Warfarin and Acetaminophen Interaction

Markus G. Gebauer, PhD, Karin Nyfort-Hansen, BPharm., Philip J. Henschke, MB BS, Alexander S. Gallus, MB BS

Disclosures

Pharmacotherapy. 2003;23(1) 

In This Article

Abstract and Introduction

A 74-year-old man who was receiving warfarin for atrial fibrillation experienced an abrupt increase in his international normalized ratio (INR) after taking acetaminophen. To investigate this effect, the patient's anticoagulation therapy was stabilized, and he was given acetaminophen 1 g 4 times/day for 3 days. His INR rose from 2.3 before receiving acetaminophen to 6.4 on the day after acetaminophen was discontinued. Warfarin was stopped for 2 days, and the patient's INR returned to 2.0. Warfarin was restarted at the same dosage, and his INR remained within 2.0-3.0 for 6 months. Factor VII activity decreased from 29.4% before acetaminophen therapy to 15.5% when his INR was 6.4, and factor X activity fell from 27.0% to 20.2%. His warfarin plasma concentration was 1.54 µg/ml before acetaminophen compared with 1.34 µg/ml when his INR was 6.4. No significant changes in drug intake, clinical status, diet, or lifestyle were noted. Changes in INR of this magnitude with the addition of another drug during stable anticoagulation therapy suggest a drug interaction. The lack of an increase in warfarin plasma concentration associated with the increased INR suggests a possible pharmacodynamic mechanism for this interaction. Acetaminophen or a metabolite may enhance the effect of oral coumarin anticoagulants by augmenting vitamin K antagonism. Thus, the anticoagulant effect of warfarin may be significantly elevated after only a few days of acetaminophen therapy. Patients receiving warfarin should be counseled to have their INR monitored more frequently when starting acetaminophen at dosages exceeding 2 g/day.

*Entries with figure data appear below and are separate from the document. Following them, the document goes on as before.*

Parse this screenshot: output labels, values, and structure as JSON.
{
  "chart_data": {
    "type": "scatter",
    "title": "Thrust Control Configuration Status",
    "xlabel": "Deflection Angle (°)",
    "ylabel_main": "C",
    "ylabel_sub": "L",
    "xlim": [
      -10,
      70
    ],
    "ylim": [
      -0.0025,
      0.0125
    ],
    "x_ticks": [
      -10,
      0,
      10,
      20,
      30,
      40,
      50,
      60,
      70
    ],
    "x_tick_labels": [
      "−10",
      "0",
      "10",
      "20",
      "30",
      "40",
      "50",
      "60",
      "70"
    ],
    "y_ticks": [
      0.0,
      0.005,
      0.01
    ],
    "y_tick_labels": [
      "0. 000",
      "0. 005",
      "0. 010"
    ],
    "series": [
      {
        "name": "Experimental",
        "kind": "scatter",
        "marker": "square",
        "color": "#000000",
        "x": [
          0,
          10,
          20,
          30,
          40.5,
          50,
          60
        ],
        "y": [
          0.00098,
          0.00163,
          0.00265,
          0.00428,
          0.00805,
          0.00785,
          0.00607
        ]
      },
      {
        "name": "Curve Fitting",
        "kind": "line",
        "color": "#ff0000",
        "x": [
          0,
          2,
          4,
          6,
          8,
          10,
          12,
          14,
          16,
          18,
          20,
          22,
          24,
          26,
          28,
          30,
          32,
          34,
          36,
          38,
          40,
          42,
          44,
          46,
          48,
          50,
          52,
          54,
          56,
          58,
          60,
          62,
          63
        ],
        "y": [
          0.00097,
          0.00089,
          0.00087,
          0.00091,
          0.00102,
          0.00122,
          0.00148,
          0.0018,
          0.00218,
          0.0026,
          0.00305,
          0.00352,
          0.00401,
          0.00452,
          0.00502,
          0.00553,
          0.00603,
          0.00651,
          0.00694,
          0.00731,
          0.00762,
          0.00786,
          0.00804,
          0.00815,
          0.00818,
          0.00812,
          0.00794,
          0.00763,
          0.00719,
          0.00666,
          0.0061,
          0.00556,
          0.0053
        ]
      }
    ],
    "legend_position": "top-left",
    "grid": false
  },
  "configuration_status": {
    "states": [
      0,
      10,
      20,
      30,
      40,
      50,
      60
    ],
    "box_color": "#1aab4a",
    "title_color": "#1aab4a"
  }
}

Acetaminophen is the preferred analgesic over aspirin and nonsteroidal antiinflammatory drugs for patients treated with warfarin because it lacks the potential to induce gastrointestinal bleeding and has no antiplatelet activity.[1] Evidence suggests, however, that oral anticoagulation therapy with vitamin K antagonists, such as warfarin, may be potentiated by acetaminophen.[2,3,4] Before the introduction of the international normalized ratio (INR), 62 patients receiving oral anticoagulation therapy, including warfarin, dicoumarin, phenprocoumon, and anisindione, were treated with acetaminophen 650 mg 4 times/day.[2] The mean prothrombin time in a group of 12 of these patients treated for 4 weeks was prolonged from 23.1 to 28.4 seconds (control 13 sec), corresponding approximately to an INR increase of 1.0-1.5 units. The remaining 50 patients were treated for 2 weeks; their mean prothrombin time increased by 3.6 seconds.[2]

A Dutch study of 20 patients treated with coumarin anticoagulants also showed a small but statistically significant prolongation of mean prothrombin time after concurrent treatment with acetaminophen 500 mg 4 times/day.[3] A study of 15 healthy volunteers who were first anticoagulated on warfarin and then treated with acetaminophen 4 g/day demonstrated a further prolongation of the prothrombin time.[4] A second study of healthy volunteers reversed the order of drug treatment: 20 subjects received treatment with acetaminophen 4 g/day for 22 days.[5] On days 2 and 16 of this regimen, a single dose of warfarin 20 mg was administered. The disposition of warfarin was not affected.

In a recent case-control study of an outpatient population in which 93 instances of an INR exceeding 6.0 were identified, the finding was associated with a 10-fold increase in the likelihood of acetaminophen use at a cumulative dose of more than 9 g/week.[6] A limitation of the retrospective, nonrandomized design was that the influence of confounding factors could not be controlled.[7,8,9]

Despite the evidence of all these studies, considerable conjecture remains about a possible interaction between acetaminophen and warfarin, largely because a plausible mechanism remains elusive and because the interaction is observed inconsistently in clinical practice. In the last decade the patient population receiving oral anticoagulation therapy has increased and aged significantly, foremost as a result of the use of warfarin to prevent ischemic stroke in atrial fibrillation.[10] Many of these patients have comorbidities, such as osteoarthritis, for which acetaminophen is the preferred analgesic. The potential for an interaction between warfarin and acetaminophen is an important clinical issue for these patients, who may be at risk of excessive anticoagulation.